>>>ANSA/ Politici spiati: Occhionero,mai accessi a casella Renzi

'Non ho carpito dati sensibili da siti istituzionali'

(di Marco Maffettone) (ANSA) - ROMA, 19 GEN - Una difesa totale del suo "operato".
    Nessuna attività di spionaggio, nessuna intenzione di "rubare" dati sensibili che avrebbero potuto mettere a rischio la sicurezza nazionale. Giulio Occhionero, accusato dalla Procura di Roma di avere, assieme allo sorella Francesca Maria, messo su una attività di cyberspionaggio su larga scala che aveva come obiettivi anche siti istituzionali oltre che di aziende e partiti politici, respinge le accuse nel corso del suo esame nel processo che lo vede imputato a Roma. "Mai fatto alcun accesso abusivo a un sistema informatico - esordisce l'ingegnere nucleare davanti al giudice monocratico - non ho mai danneggiato siti istituzionali o spiato caselle di posta riconducibili a esponenti di rilievo come Renzi, Draghi, Monti o partiti come il Pd". Rispondendo alle domande del suo difensore, l'avvocato Stefano Parretta, Occhionero, in carcere a Regina Coeli dal 9 gennaio del 2017, ha ammesso di avere "consultato siti istituzionali come Camera e Senato come fanno tutti ma non per carpire dati concernenti la sicurezza nazionale. Io e mia sorella non abbiamo collaborato alle indagini - ha aggiunto - ma non abbiamo neppure ostacolato il lavoro degli investigatori del Cnaipic della Polizia Postale.

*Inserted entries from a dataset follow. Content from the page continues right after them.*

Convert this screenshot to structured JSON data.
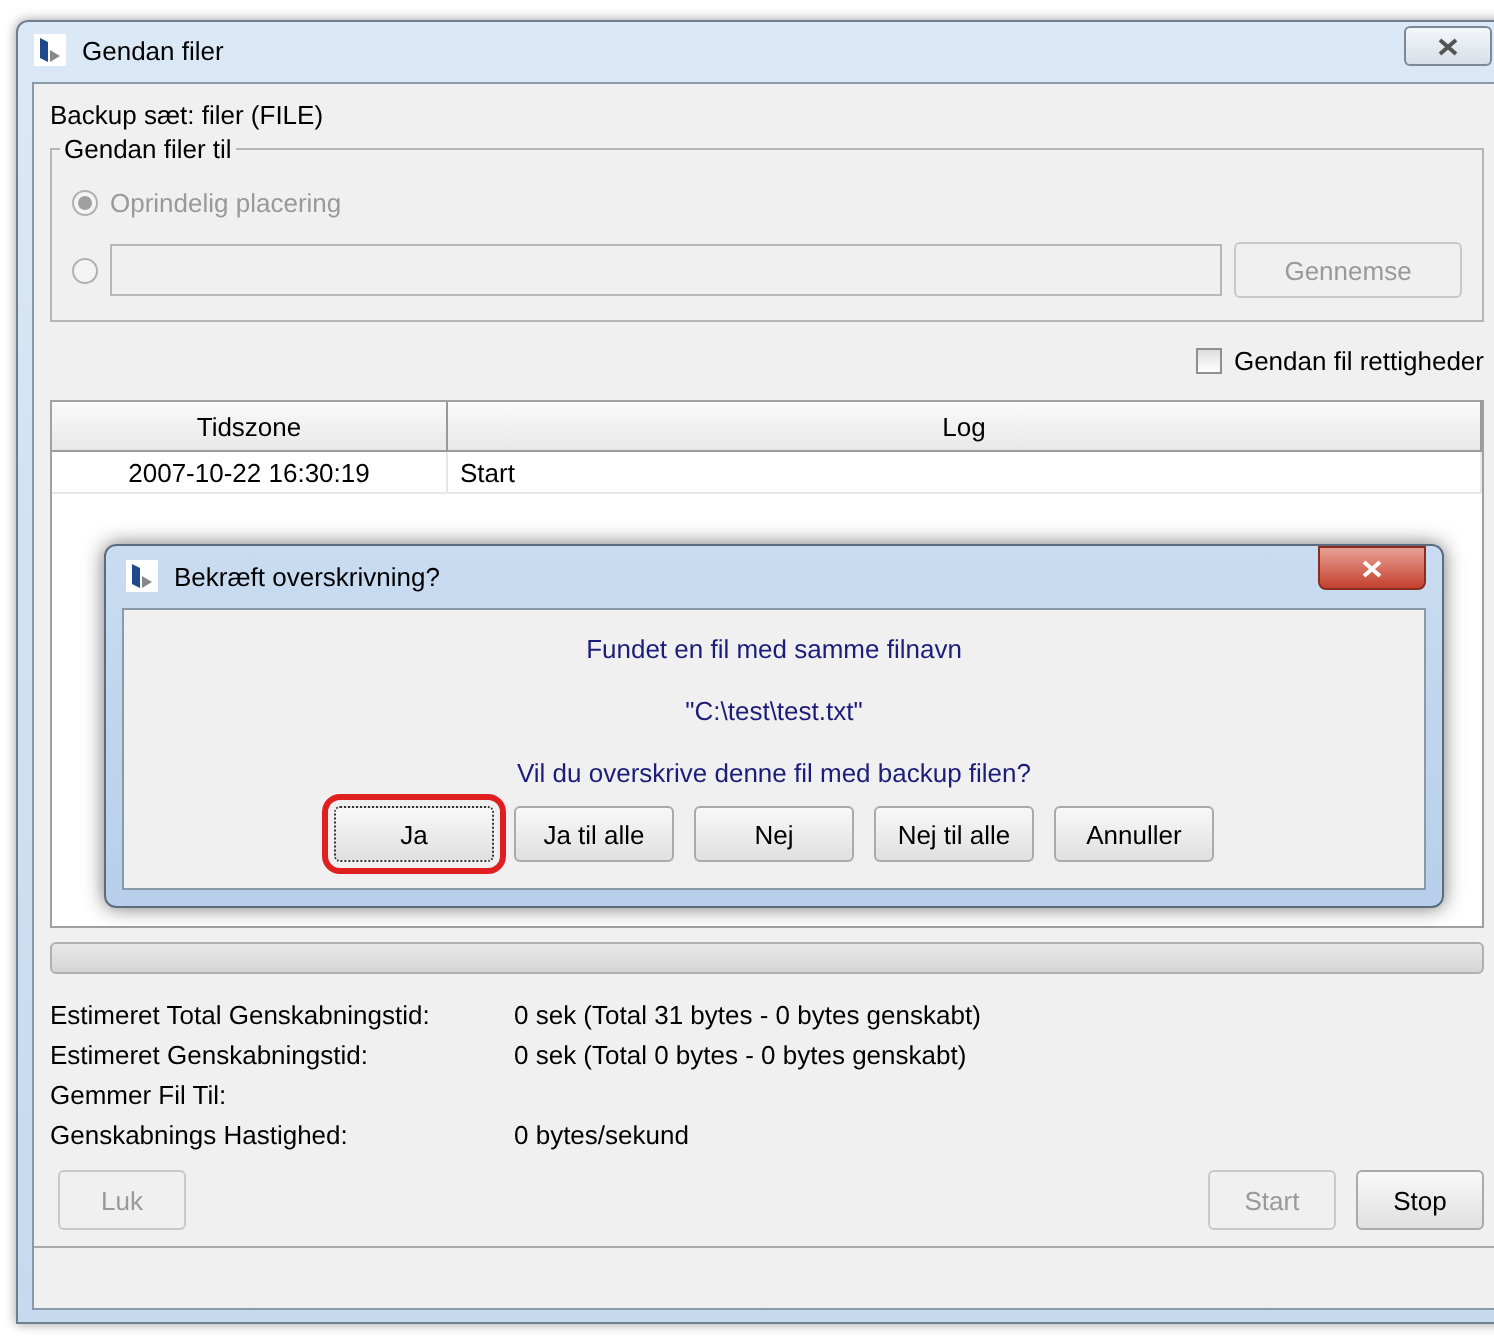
{
  "window": {
    "title": "Gendan filer"
  },
  "backup_set": "Backup sæt: filer (FILE)",
  "restore_to": {
    "legend": "Gendan filer til",
    "options": [
      {
        "label": "Oprindelig placering",
        "selected": true,
        "disabled": true
      },
      {
        "kind": "path",
        "selected": false,
        "disabled": true,
        "button": "Gennemse"
      }
    ]
  },
  "restore_permissions": {
    "label": "Gendan fil rettigheder",
    "checked": false
  },
  "log_table": {
    "columns": [
      "Tidszone",
      "Log"
    ],
    "rows": [
      [
        "2007-10-22 16:30:19",
        "Start"
      ]
    ]
  },
  "progress": {
    "level": 0
  },
  "stats": [
    {
      "label": "Estimeret Total Genskabningstid:",
      "value": "0 sek (Total 31 bytes - 0 bytes genskabt)"
    },
    {
      "label": "Estimeret Genskabningstid:",
      "value": "0 sek (Total 0 bytes - 0 bytes genskabt)"
    },
    {
      "label": "Gemmer Fil Til:"
    },
    {
      "label": "Genskabnings Hastighed:",
      "value": "0 bytes/sekund"
    }
  ],
  "buttons_left": [
    {
      "label": "Luk",
      "disabled": true
    }
  ],
  "buttons_right": [
    {
      "label": "Start",
      "disabled": true
    },
    {
      "label": "Stop",
      "disabled": false
    }
  ],
  "dialog": {
    "title": "Bekræft overskrivning?",
    "lines": [
      "Fundet en fil med samme filnavn",
      "\"C:\\test\\test.txt\"",
      "Vil du overskrive denne fil med backup filen?"
    ],
    "buttons": [
      {
        "label": "Ja",
        "highlighted": true
      },
      {
        "label": "Ja til alle",
        "highlighted": false
      },
      {
        "label": "Nej",
        "highlighted": false
      },
      {
        "label": "Nej til alle",
        "highlighted": false
      },
      {
        "label": "Annuller",
        "highlighted": false
      }
    ]
  }
}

    Abbiamo lasciato che fossero le autorità americane ad autorizzare accertamenti sui server Usa". Occhionero, che ha confermato di far parte della massoneria, ha attaccato frontalmente il "modus" della indagine svolta nei confronti suoi e della sorella. "Sono stato pedinato e osservato spesso in modo ridicolo - ha sostenuto - inefficace e grossolano di cui era difficile non accorgersi con uso di strumenti di tutti i tipi. Una mattina, ad esempio, uscendo sul terrazzo di casa ho visto che ero spiato da un drone: in una vera indagine dove è in gioco la sicurezza nazionale non si procede in questo modo". E ancora: "una volta ancora sul lago di Bracciano - a suo dire - due moto d'acqua della polizia mi hanno tenuto d'occhio mentre facevo canoa. In una vera indagine dove è in gioco la sicurezza nazionale non si procede in questo modo. Io non ho mai usato dati al fine di essere commercializzati, mai lavorato per conto dei servizi segreti".
    L'imputato ha definito "negligente" l'Fbi nella gestione della vicenda "perché ha dato assistenza alla polizia italiana nonostante questa avesse svolto accessi abusivi ad un server presente in un paese straniero". Occhionero ha rivelato, infine, di essersi attivato per incontrare "il vicepresidente del Copasir" ma di essere stato arrestato prima. "Gli avrei parlato - ha concluso - di questo vero e proprio atto di guerra avvenuto nel momento in cui la nostra polizia tenta accessi a server di un paese straniero nonostante la mia diffida il giorno della mia perquisizione domiciliare". (ANSA).